My curiosity piqued, I turned my head a bit more, screw the pain.
“What do you mean? What are they looking for then?”
He raised his hands to his sides. “That’s all I know, New York. But you better keep your mouth shut, or it’s my head.”
“No, no, tell me, please. What are the masters really looking for here?” My heart beat fast in my chest, but I wasn’t sure why. Maybe the way the guy looked, like he really knew a secret I didn’t this time.
“C’mon, just tell me. I won’t tell anyone, I swear.” Ignoring the pain, I stood on my knees and grabbed the bars between us.
“All I know is that these fools here believe that humans are going to bring their gods back,” he said reluctantly.
“No kidding. I’ve been caged by Diviners who thought Odin himself was going to come back to them through a human body.” I hadn’t forgotten about the Diviners of Kall or the old man who told me he wanted nothing to do with me.
“Guess everyone hears what they wanna hear from it,” he said. “But that’s all I know.”
“Are you sure? What else did Weston say? Did he mention anything specific?” He had to know. If he really was one of the first people to start digging here, he would know what the hell was going on here and why we were being kept as slaves.
“Don’t know, don’t care. Enough questions, New York,” he said, irritated now.
“C’mon, you can’t leave me with that. You know more. Just tell me, please!” I would beg if I had to.
And I did.
But my fellow slave from Germany didn’t say another word until dawn lit the pits we were in, and guards came to pull me out.
Twelve
I wasn’t sure why they let me out after catching me trying to escape three times. My best guess was that I was fresh meat and I had more energy to spend digging than most of the other slaves . Either way, that was fine by me.
“Do you know Weston? He’s an old guy who tells stories,” I asked Millie when they brought me my shovel and pushed me onto the ground—their very polite way of saying get to work.
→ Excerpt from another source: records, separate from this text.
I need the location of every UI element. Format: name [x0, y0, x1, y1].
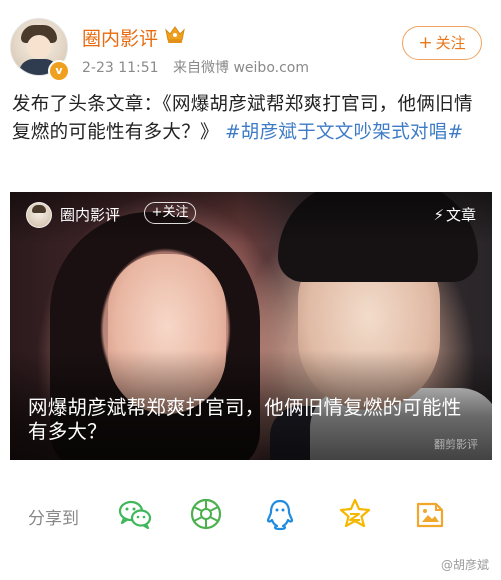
vip-crown-icon [165, 26, 185, 43]
article-title[interactable]: 网爆胡彦斌帮郑爽打官司，他俩旧情复燃的可能性有多大？ [28, 396, 480, 444]
cover-watermark: 翻剪影评 [434, 438, 478, 451]
moments-icon[interactable] [188, 496, 224, 532]
post-meta: 2-23 11:51 来自微博 weibo.com [82, 57, 309, 77]
post-text: 发布了头条文章：《网爆胡彦斌帮郑爽打官司，他俩旧情复燃的可能性有多大？》 #胡彦… [12, 91, 490, 147]
follow-label: 关注 [435, 34, 466, 52]
post-header: v 圈内影评 2-23 11:51 来自微博 weibo.com + 关注 [0, 0, 501, 88]
wechat-icon[interactable] [117, 496, 153, 532]
plus-icon: + [418, 33, 433, 53]
card-author-name[interactable]: 圈内影评 [60, 204, 120, 225]
card-type-text: 文章 [445, 206, 476, 224]
lightning-icon: ⚡ [433, 206, 444, 224]
avatar-face [27, 35, 51, 59]
image-watermark: @胡彦斌 [440, 558, 489, 572]
post-time: 2-23 11:51 [82, 60, 159, 76]
share-label: 分享到 [28, 509, 79, 529]
qzone-icon[interactable] [337, 496, 373, 532]
qq-icon[interactable] [262, 496, 298, 532]
card-follow-button[interactable]: +关注 [144, 202, 196, 224]
share-bar: 分享到 [0, 485, 501, 545]
card-author-avatar[interactable] [26, 202, 52, 228]
verified-badge-icon: v [48, 60, 70, 82]
article-card[interactable]: 圈内影评 +关注 ⚡ 文章 网爆胡彦斌帮郑爽打官司，他俩旧情复燃的可能性有多大？ … [10, 192, 492, 460]
card-type-label: ⚡ 文章 [433, 204, 476, 225]
author-name[interactable]: 圈内影评 [82, 24, 158, 51]
album-icon[interactable] [412, 496, 448, 532]
follow-button[interactable]: + 关注 [402, 26, 482, 60]
hashtag-link[interactable]: #胡彦斌于文文吵架式对唱# [225, 122, 463, 143]
post-source: 来自微博 weibo.com [173, 60, 309, 76]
I found Millie as quickly as I could.
“You have to stop trying to escape, Morgan. There are more than five hundred people in here, and nobody else tries to escape. Doesn’t that tell you something? They’re going to lock you in the pit until you die, and then I’ll be completely alone!” she hissed in my face, her skin pale as a ghost under the dirt. I got that she was worried, but we were going to die if we didn’t get out of that place anyway.
“I really need to find this Weston guy. He’s like one of the first humans to have dug in this site. Do you know him?”
Millie looked offended. “I don’t.” She turned around, pickaxe in hand, and walked deeper into the tunnel.
I went after her. “There must be someone you can ask.”